Undoubtedly, the key to success is harnessing the knowledge within your subject matter experts, but make sure you brief everyone who is in contact with your prospects – from your telephone receptionist to your sales director and CEO. The touchpoints you have with your prospects are key, and an old-fashioned sales approach with a new-fashioned Inbound Marketing approach, can be a disconnect for your sales activity. Inbound Marketing is about helping your prospects and understanding their problems, not about forcing them to listen to how “great” you are!

  • 3. Content has not been optimised for search engines.

Remember all that content you need to create? If people can’t find it, how can they engage with it and your business? In order to drive the most relevant traffic to your website, target long-tail keywords with the content you create. Generic keywords will bring you generic traffic, but specific keywords will help you to attract people who are interested in exactly what your business does. For example, not ‘customer relationship management’, but ‘how to implement a customer relationship management system’.  As well as using keywords, create topic clusters – topic clusters are essentially libraries of content relating to one subject, a mass of high-quality interlinking articles.

If you want to learn more about topic clusters and how they can improve your website's SEO, why not check out our guest blog from Stephen Higgins?

Find out more about SEO and topic clusters

Trying to rank for keywords that have high competition, is much more complicated and will take a lot longer than if you choose terms with lower competition but still have search volumes. In B2B markets, taking a share of lower volume search terms will still deliver leads – and as above, long-tail keywords, always suggests more specific interest. For example, if you’re a brand-new recruitment company, specialising in sales, trying to rank for the word ‘recruitment’ is extremely difficult. Remember, target long-tail, specific keywords, e.g. ‘sales recruitment service in London’, as this will deliver you targeted traffic that’s looking for what your business provides.
 

  • 4. Insufficient content at each stage of the funnel.

You have to make sure you have every base covered. Without awareness content, you can’t drive people to your site. Without consideration content, you can’t convert people on your site and find out who they are, and without decision content you’ll struggle to turn your leads into customers.

If you’re only creating content at one stage of the sales cycle, you’re only achieving one part of the Inbound methodology. You might be very good at converting visitors to leads with top and middle of the funnel content, but really poor at moving those leads further on and towards a sale. Similarly, you might be really good at converting qualified leads through middle of the funnel content, but terrible at generating new leads through top of the funnel content. Content is King – and is your means of getting interested parties to engage with your business!
 

  • 5. A clear and detailed plan has not been developed.

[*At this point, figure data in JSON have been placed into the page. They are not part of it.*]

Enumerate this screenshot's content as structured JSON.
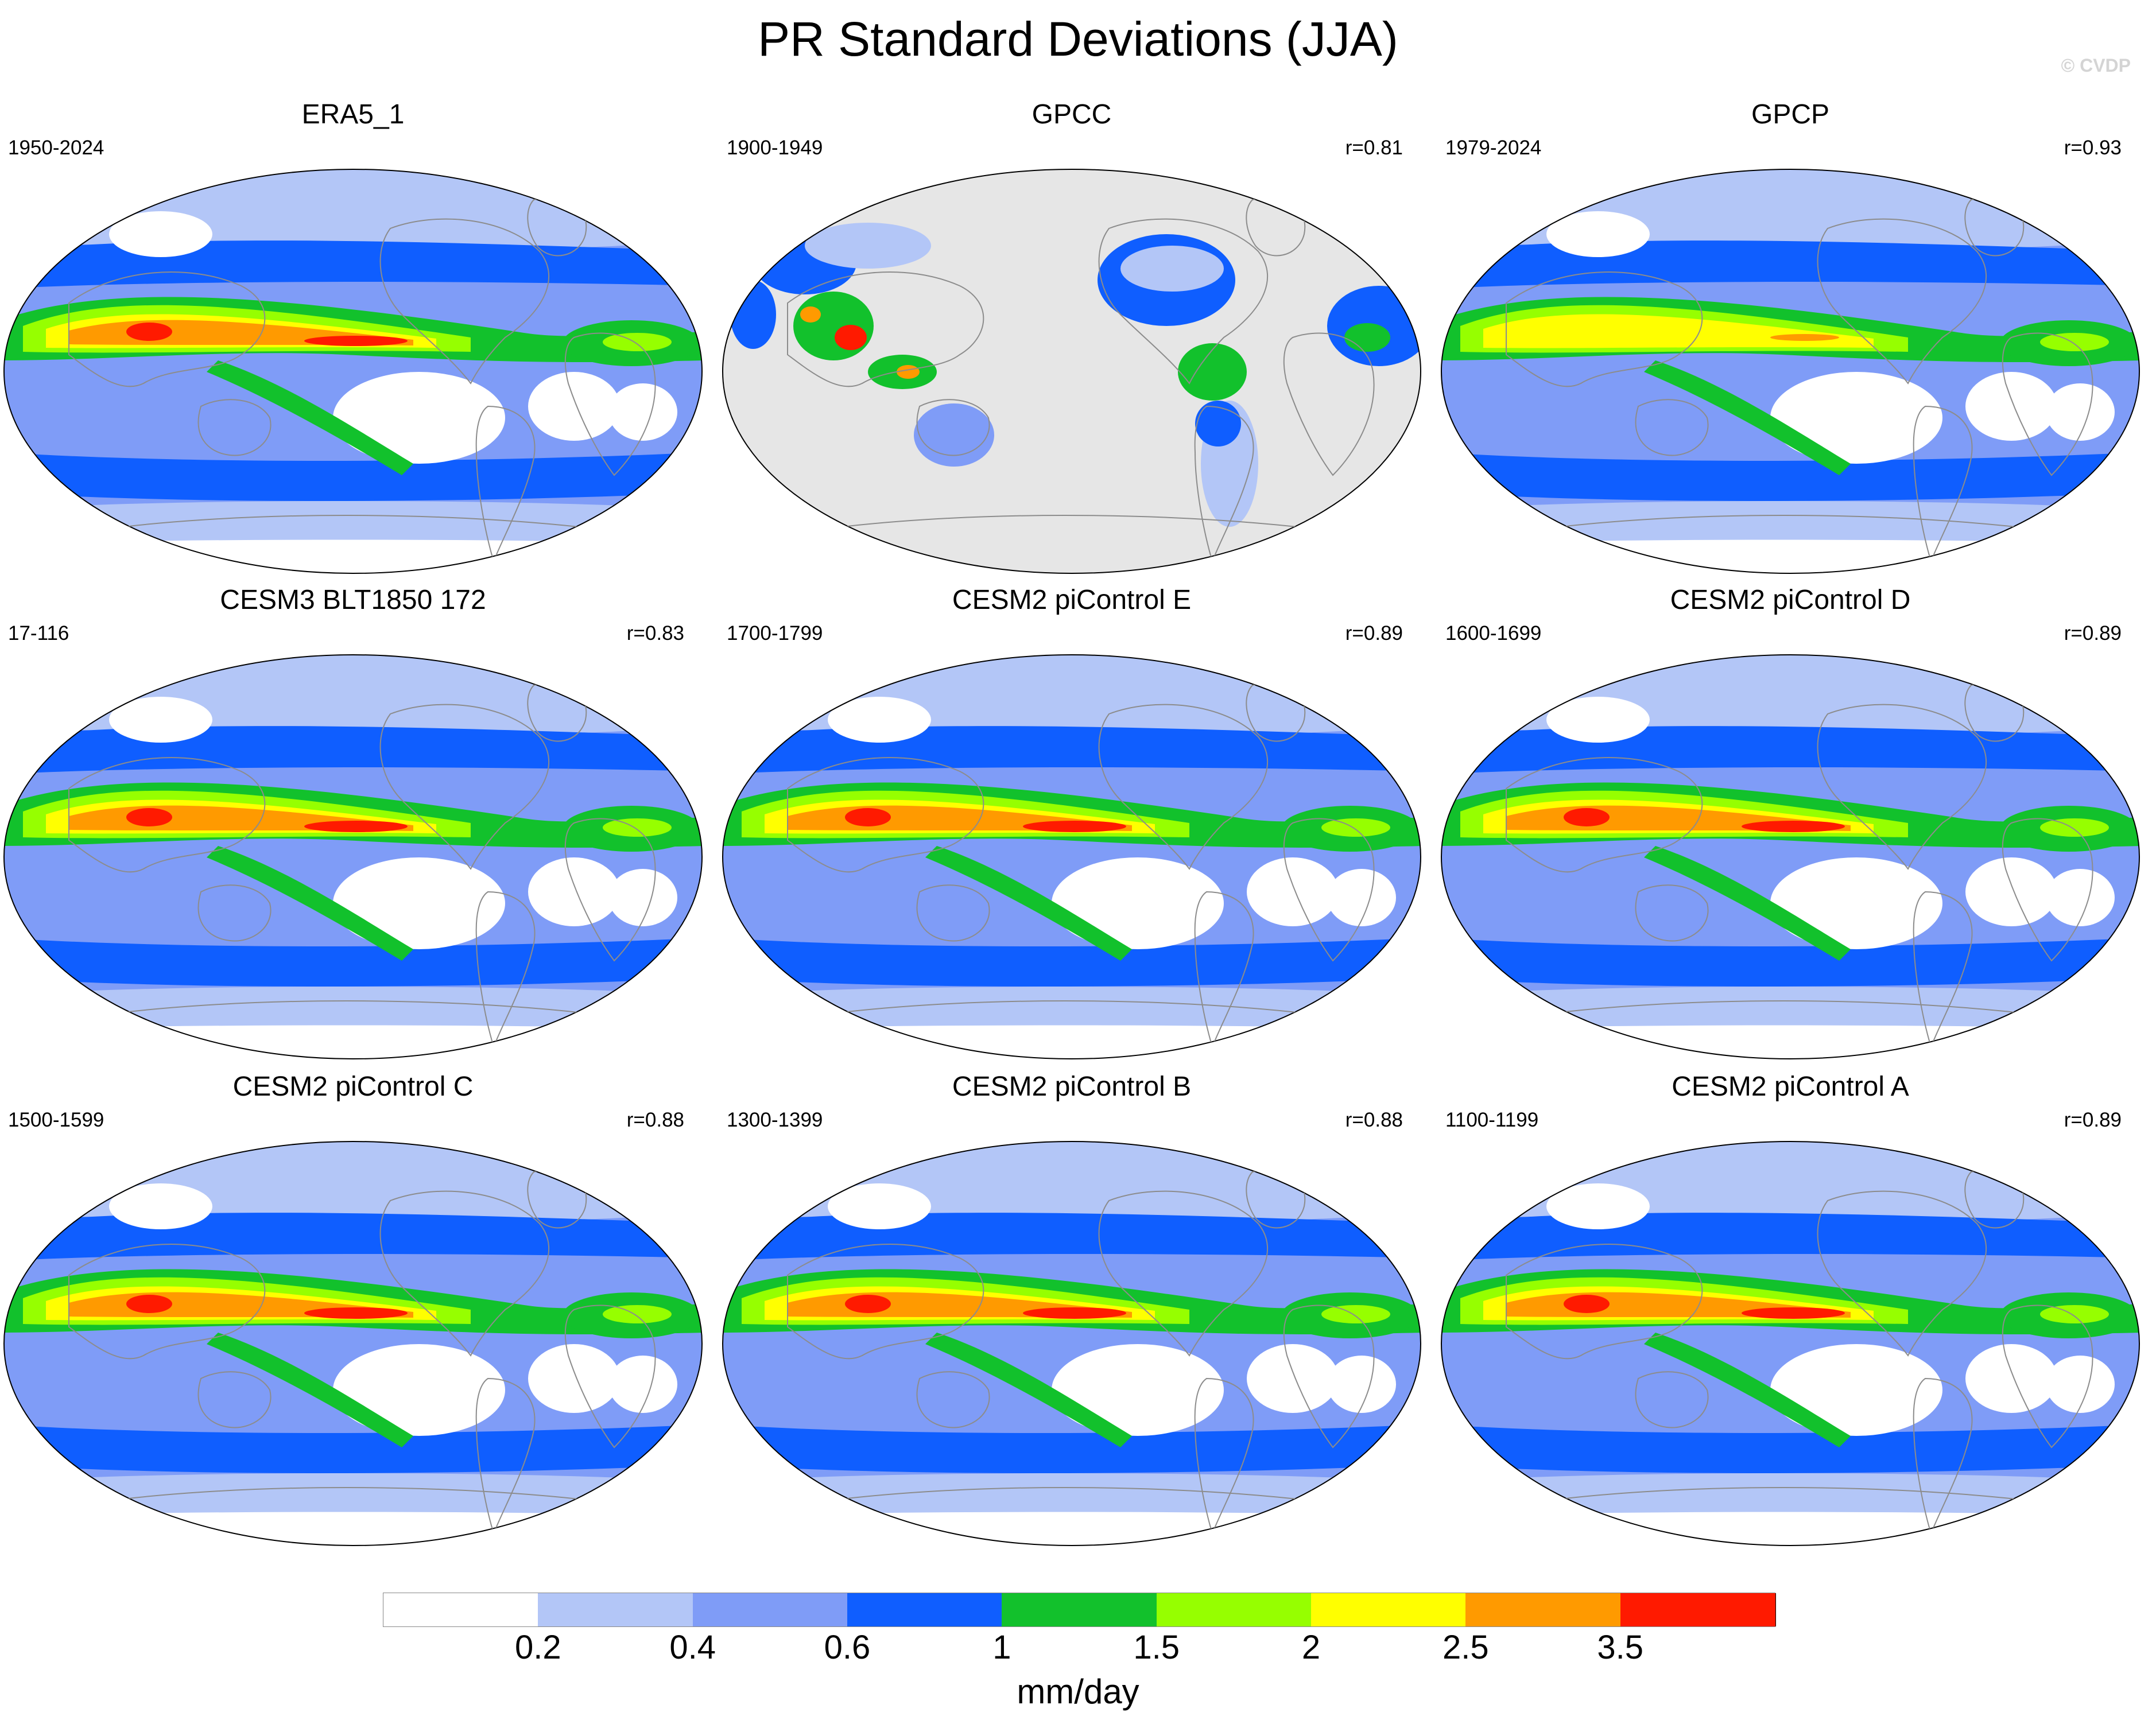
{
  "title": "PR Standard Deviations (JJA)",
  "copyright": "© CVDP",
  "colors": {
    "ocean_grey": "#e6e6e6",
    "outline": "#8c8c8c",
    "levels": [
      "#ffffff",
      "#b3c6f7",
      "#7f9cf7",
      "#0f5eff",
      "#12c12c",
      "#96ff00",
      "#ffff00",
      "#ff9a00",
      "#ff1a00"
    ]
  },
  "panels": [
    {
      "id": "era5",
      "title": "ERA5_1",
      "period": "1950-2024",
      "corr": "",
      "type": "reanalysis",
      "intensity": 0.9
    },
    {
      "id": "gpcc",
      "title": "GPCC",
      "period": "1900-1949",
      "corr": "r=0.81",
      "type": "land-only",
      "intensity": 0.7
    },
    {
      "id": "gpcp",
      "title": "GPCP",
      "period": "1979-2024",
      "corr": "r=0.93",
      "type": "reanalysis",
      "intensity": 0.75
    },
    {
      "id": "cesm3",
      "title": "CESM3 BLT1850 172",
      "period": "17-116",
      "corr": "r=0.83",
      "type": "model",
      "intensity": 1.0
    },
    {
      "id": "picontrol-e",
      "title": "CESM2 piControl E",
      "period": "1700-1799",
      "corr": "r=0.89",
      "type": "model",
      "intensity": 1.0
    },
    {
      "id": "picontrol-d",
      "title": "CESM2 piControl D",
      "period": "1600-1699",
      "corr": "r=0.89",
      "type": "model",
      "intensity": 1.0
    },
    {
      "id": "picontrol-c",
      "title": "CESM2 piControl C",
      "period": "1500-1599",
      "corr": "r=0.88",
      "type": "model",
      "intensity": 1.0
    },
    {
      "id": "picontrol-b",
      "title": "CESM2 piControl B",
      "period": "1300-1399",
      "corr": "r=0.88",
      "type": "model",
      "intensity": 1.0
    },
    {
      "id": "picontrol-a",
      "title": "CESM2 piControl A",
      "period": "1100-1199",
      "corr": "r=0.89",
      "type": "model",
      "intensity": 1.0
    }
  ],
  "colorbar": {
    "tick_labels": [
      "0.2",
      "0.4",
      "0.6",
      "1",
      "1.5",
      "2",
      "2.5",
      "3.5"
    ],
    "units": "mm/day"
  }
}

Don’t just try and bluff an Inbound Marketing campaign. You need to plan everything in advance, from the content you’re creating, to the lead nurture pathways you’ve set up. Anyone who interacts with your website and content should think “this was made specifically for me”, and the only way you can achieve that is by meticulously planning each aspect of your marketing.

There are a number of tools that will help you with this process, products like HubSpot have a content calendar planning tool which is really useful in setting out what needs to get done. From our agency perspective, we use a planning tool called DoInbound which helps us to map out our client’s programme. Also, there is a great new tool from a company called Concured.com, which provides content marketing intelligence, that maps out what you should be writing about for the best levels of engagement. 

Tip #26: The success of your business’ Inbound Marketing campaign is entirely down to how well you plan, execute, monitor and refine it. Inbound Marketing is a structured set of activities that enables you to build a comprehensive sales lead generation engine – but in order for that engine to actually work, you need to maintain it and keep refuelling it!